In the attic of a house in Brașov, numerous works of the painter Margarete Depner have been kept for decades, in high piety, without any public knowledge of their existence.Margarete Depner was born in 1885 and died in 1970 in Brașov, were she lived. The original paintings, graphic works and sculptures have been entrusted to an author in Vienna, Lisa Fischer, who, starting 2007, began returning these almost unknown values in the history of Brasov to the public.
The musical pages signed by the painter Margarete Depner's nephew, the composer Paul Richter from Brasov (1875-1950) are also very little known today; a musician who was appreciated by George Enescu and was an extremely active cultural factor in Brașov in the years between the two world wars, whose collection of documents is also pending a return while being kept by The House of the Mureseni Museum ( Muzeul Casa Mureșenilor) in Brașov. Between the brief speeches of Walter Rothensteiner, the president of Raiffeisen Bank, who sponsored the project, the ones of Mr.
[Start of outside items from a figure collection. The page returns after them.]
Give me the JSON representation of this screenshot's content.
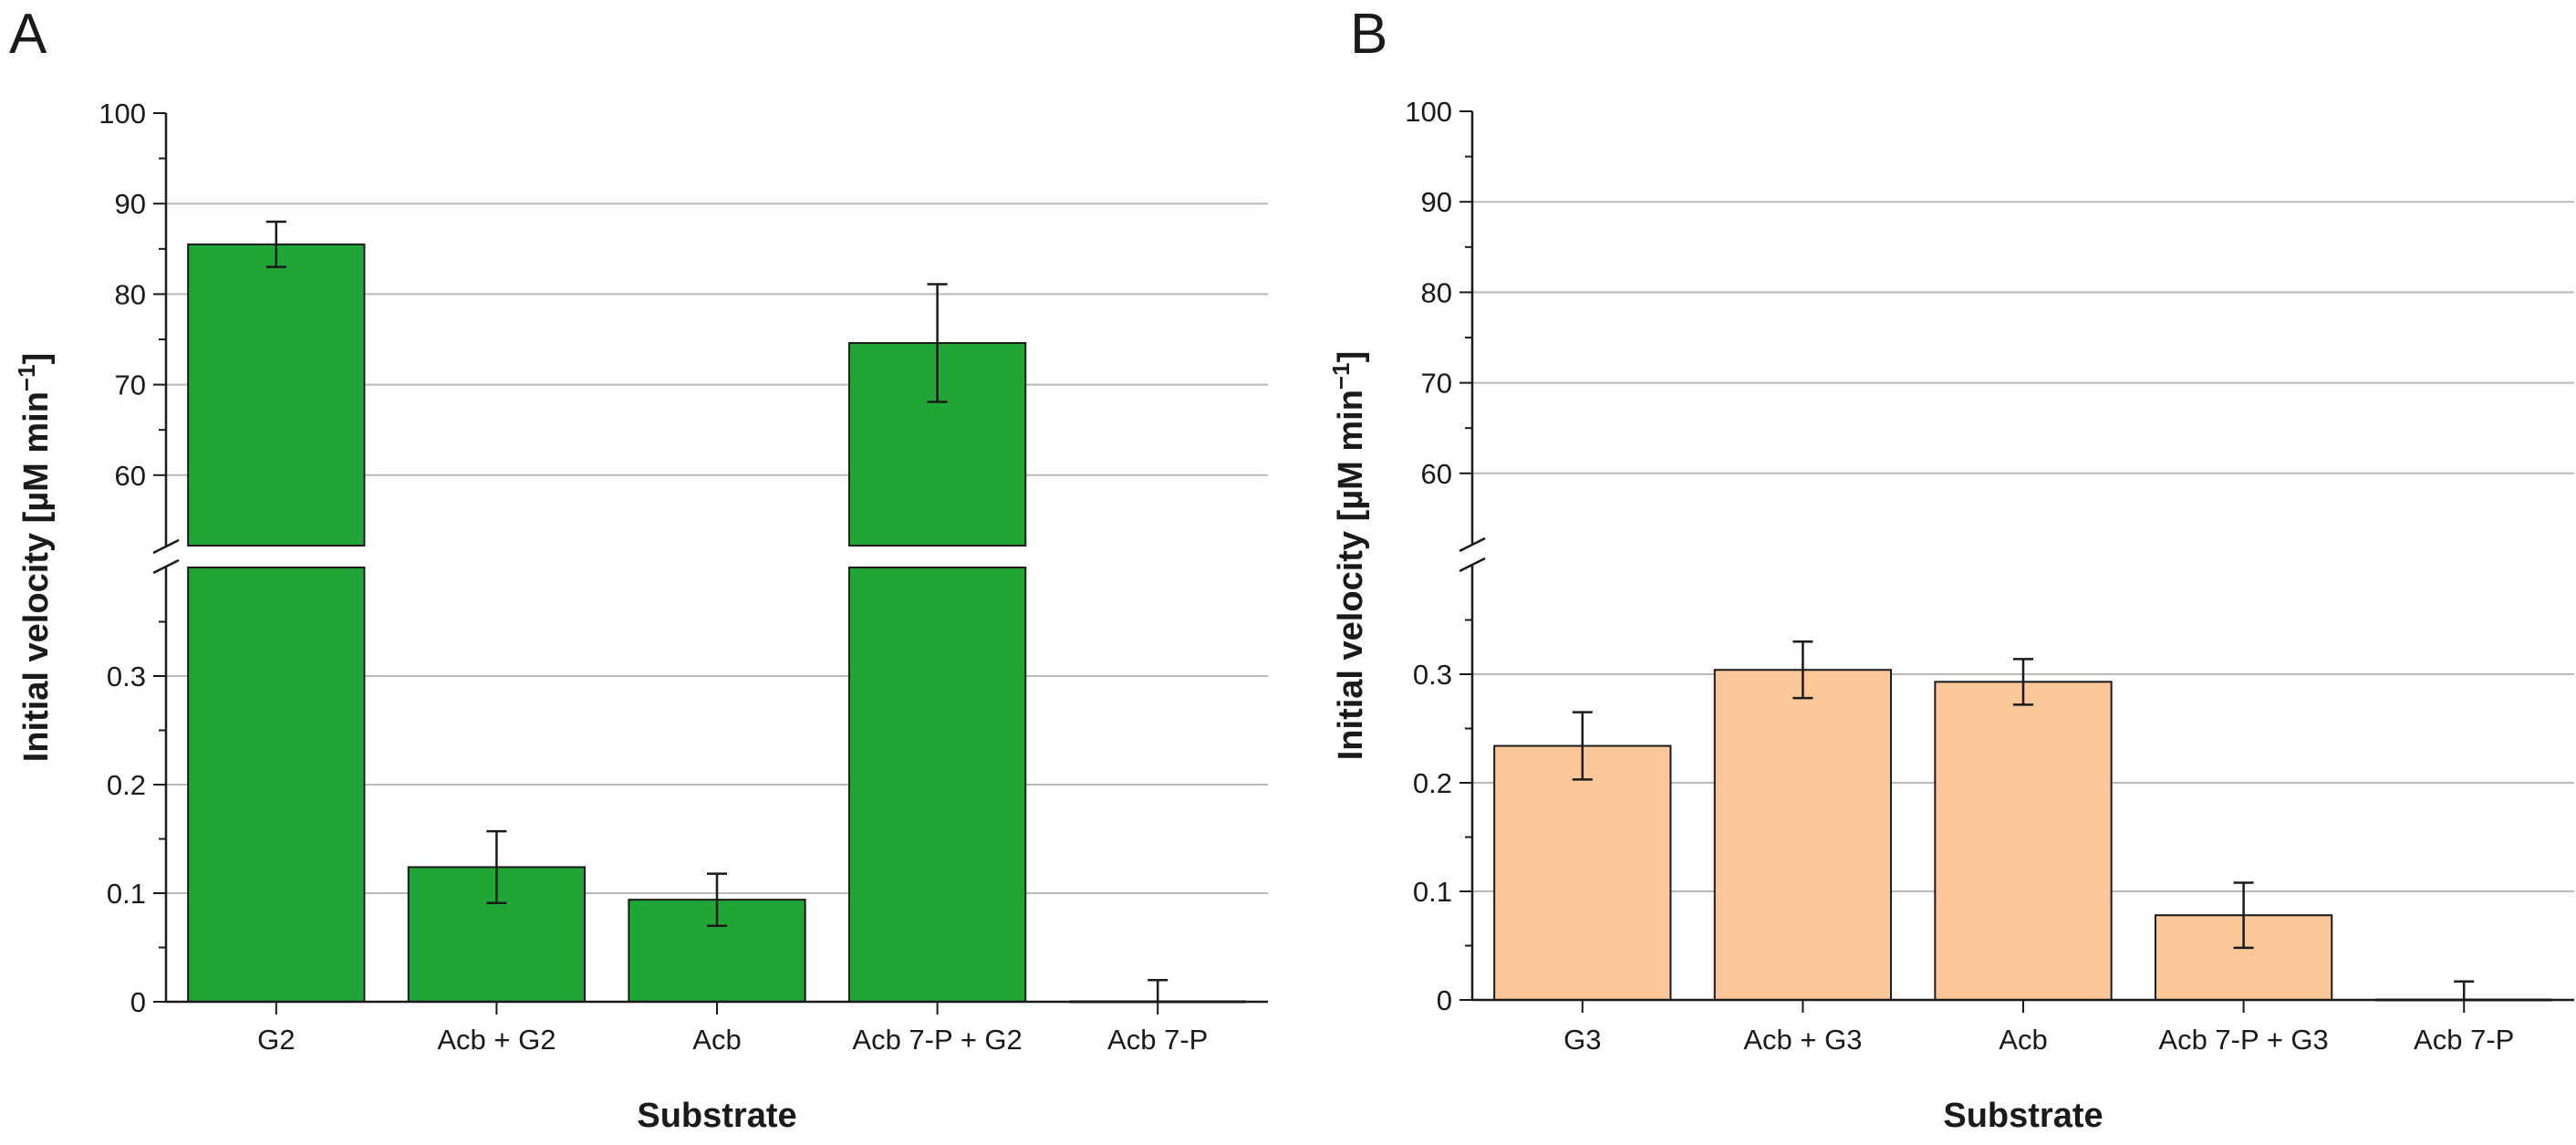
{
  "figure": {
    "panels": [
      {
        "letter": "A",
        "chart_data_index": 0
      },
      {
        "letter": "B",
        "chart_data_index": 1
      }
    ]
  },
  "chart_data": [
    {
      "type": "bar",
      "panel": "A",
      "title": "",
      "xlabel": "Substrate",
      "ylabel": "Initial velocity [µM min",
      "ylabel_superscript": "−1",
      "ylabel_suffix": "]",
      "categories": [
        "G2",
        "Acb + G2",
        "Acb",
        "Acb 7-P + G2",
        "Acb 7-P"
      ],
      "values": [
        85.5,
        0.124,
        0.094,
        74.6,
        0.0
      ],
      "errors": [
        2.5,
        0.033,
        0.024,
        6.5,
        0.02
      ],
      "bar_color": "#1fa637",
      "axis_break": true,
      "ylim_lower": [
        0,
        0.4
      ],
      "ylim_upper": [
        50,
        100
      ],
      "yticks_lower": [
        0,
        0.1,
        0.2,
        0.3
      ],
      "ytick_labels_lower": [
        "0",
        "0.1",
        "0.2",
        "0.3"
      ],
      "yticks_upper": [
        60,
        70,
        80,
        90,
        100
      ],
      "ytick_labels_upper": [
        "60",
        "70",
        "80",
        "90",
        "100"
      ],
      "grid": true
    },
    {
      "type": "bar",
      "panel": "B",
      "title": "",
      "xlabel": "Substrate",
      "ylabel": "Initial velocity [µM min",
      "ylabel_superscript": "−1",
      "ylabel_suffix": "]",
      "categories": [
        "G3",
        "Acb + G3",
        "Acb",
        "Acb 7-P + G3",
        "Acb 7-P"
      ],
      "values": [
        0.234,
        0.304,
        0.293,
        0.078,
        0.0
      ],
      "errors": [
        0.031,
        0.026,
        0.021,
        0.03,
        0.017
      ],
      "bar_color": "#fac898",
      "axis_break": true,
      "ylim_lower": [
        0,
        0.4
      ],
      "ylim_upper": [
        50,
        100
      ],
      "yticks_lower": [
        0,
        0.1,
        0.2,
        0.3
      ],
      "ytick_labels_lower": [
        "0",
        "0.1",
        "0.2",
        "0.3"
      ],
      "yticks_upper": [
        60,
        70,
        80,
        90,
        100
      ],
      "ytick_labels_upper": [
        "60",
        "70",
        "80",
        "90",
        "100"
      ],
      "grid": true
    }
  ]
}
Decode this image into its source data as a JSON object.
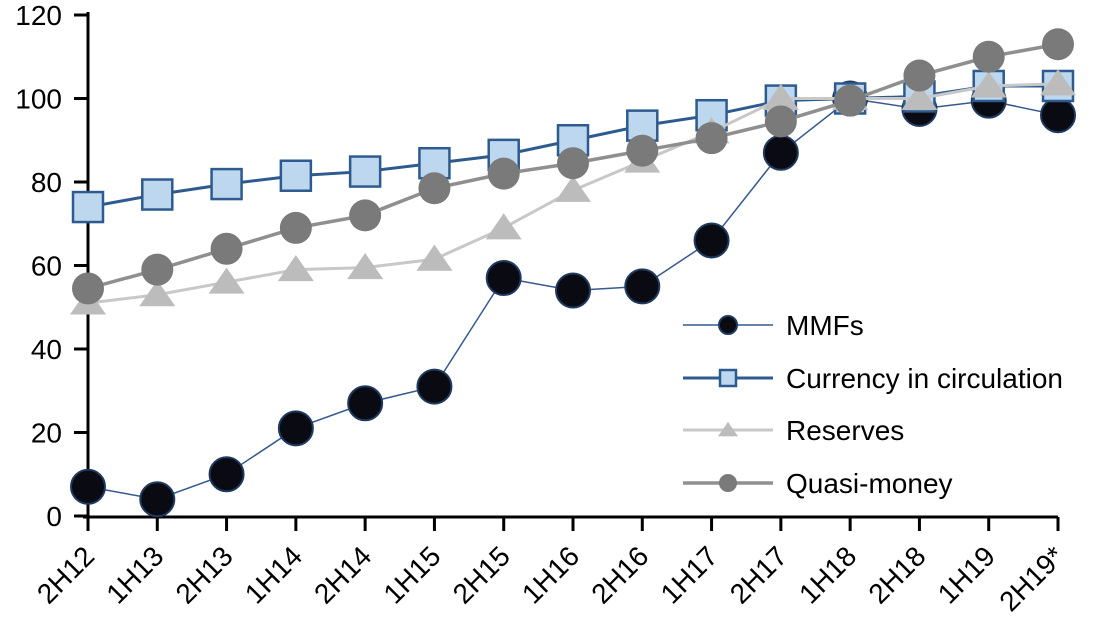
{
  "chart_data": {
    "type": "line",
    "title": "",
    "xlabel": "",
    "ylabel": "",
    "categories": [
      "2H12",
      "1H13",
      "2H13",
      "1H14",
      "2H14",
      "1H15",
      "2H15",
      "1H16",
      "2H16",
      "1H17",
      "2H17",
      "1H18",
      "2H18",
      "1H19",
      "2H19*"
    ],
    "series": [
      {
        "name": "MMFs",
        "marker": "circle",
        "marker_size": 17,
        "marker_fill": "#0a0a12",
        "marker_stroke": "#1f3a5f",
        "line_color": "#35598f",
        "line_width": 1.5,
        "values": [
          7,
          4,
          10,
          21,
          27,
          31,
          57,
          54,
          55,
          66,
          87,
          100,
          97.5,
          99.5,
          96
        ]
      },
      {
        "name": "Currency in circulation",
        "marker": "square",
        "marker_size": 15,
        "marker_fill": "#bdd7ee",
        "marker_stroke": "#2e5b8f",
        "line_color": "#2e5b8f",
        "line_width": 3,
        "values": [
          74,
          77,
          79.5,
          81.5,
          82.5,
          84.5,
          86.5,
          90,
          93.5,
          96,
          99.5,
          100,
          100.5,
          103,
          103
        ]
      },
      {
        "name": "Reserves",
        "marker": "triangle",
        "marker_size": 18,
        "marker_fill": "#bcbcbc",
        "marker_stroke": "none",
        "line_color": "#c8c8c8",
        "line_width": 3,
        "values": [
          51,
          53,
          56,
          59,
          59.5,
          61.5,
          69,
          78,
          85,
          92,
          100,
          100,
          100,
          103,
          103.5
        ]
      },
      {
        "name": "Quasi-money",
        "marker": "circle",
        "marker_size": 16,
        "marker_fill": "#7a7a7a",
        "marker_stroke": "none",
        "line_color": "#8f8f8f",
        "line_width": 3.5,
        "values": [
          54.5,
          59,
          64,
          69,
          72,
          78.5,
          82,
          84.5,
          87.5,
          90.5,
          94.5,
          99.5,
          105.5,
          110,
          113
        ]
      }
    ],
    "ylim": [
      0,
      120
    ],
    "y_ticks": [
      0,
      20,
      40,
      60,
      80,
      100,
      120
    ],
    "grid": false,
    "legend_position": "center-right",
    "axis_color": "#000000",
    "background_color": "#ffffff"
  }
}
Silvia Davidoiu, Romania's ambassador to Vienna and of Lisa Fischer, the author of the book, we had the pleasure of listening to the Quartet no. 2 in D Minor by Paul Richter played by a band from Sibiu.
Cultural Closeness between Vienna and Brașov
Kurt Philippi, Melinda Béres, Anna Dénes and Margit Kardos being the members of the Sine Domine Ouartet, its interludes were carefully prepared, carrying us in the musical atmosphere of a past Brașov. The alert pen of the profound composer, Paul Richter, made us feel the historical nostalgia of the German-Austrian music: Reger's greatness, or old Beethoven's solemnity, the sentimental, danceable melodic of the folk music from the outskirts of Vienna. Throughout this entire event, I felt a vivid dialogue between past and present. And we can only rejoice at the thought that, for the time being, the cultural-geographic distance (or closeness) between Vienna and Brasov is seen with a higher degree of willingness than it had been in Margarete Depner's time, a time marked by World Wars, Nazism and Communism.